「マスクをしてサングラスをする? あるいはピンク色のアフロなかつらをかぶるとかどうかな」

 いずれにせよ『華美な装い、あるいはお客様を不快にさせる装いはしない』という服務規定に違反する。

「そうだ、メガネ!」

 里穂は両目一・二である。
 思いついたのは、ホテル内のコンビニで販売している老眼鏡だ。しかし。

「視界がボヤけてミスしそう……」

 慎吾の前で大失敗し、指導の末減給。最悪、解雇。

 脳内に図式が浮かび、ハッと冷静になる。

「私は失業するわけにない」

 慎吾が自分を覚えていないことに望みを託すしかない。

 ドキドキしながら部屋を片付けていく。

 ……一見、汚れていない部屋は要注意だ。
 勤め始めた頃、『クリーニングせずに済む』と油断した。
 クローゼットの中に押し込まれていた大量のゴミを見逃し、リーダーから大目玉を食らったことがある。
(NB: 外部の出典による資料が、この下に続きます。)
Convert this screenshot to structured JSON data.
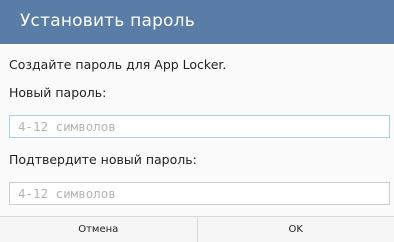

 とはいえ、盛大に乱れた部屋は清掃だけでも当然他より時間がかかる。
 必死感を笑顔で隠し優雅に、を里穂は目指している。

 何室か綺麗にしていくうち彼女は段々と心が静まってきた。
 
 コンコン。
 最後の部屋を清掃しようと入った里穂を追いかけるように、とうとうノックの音がした。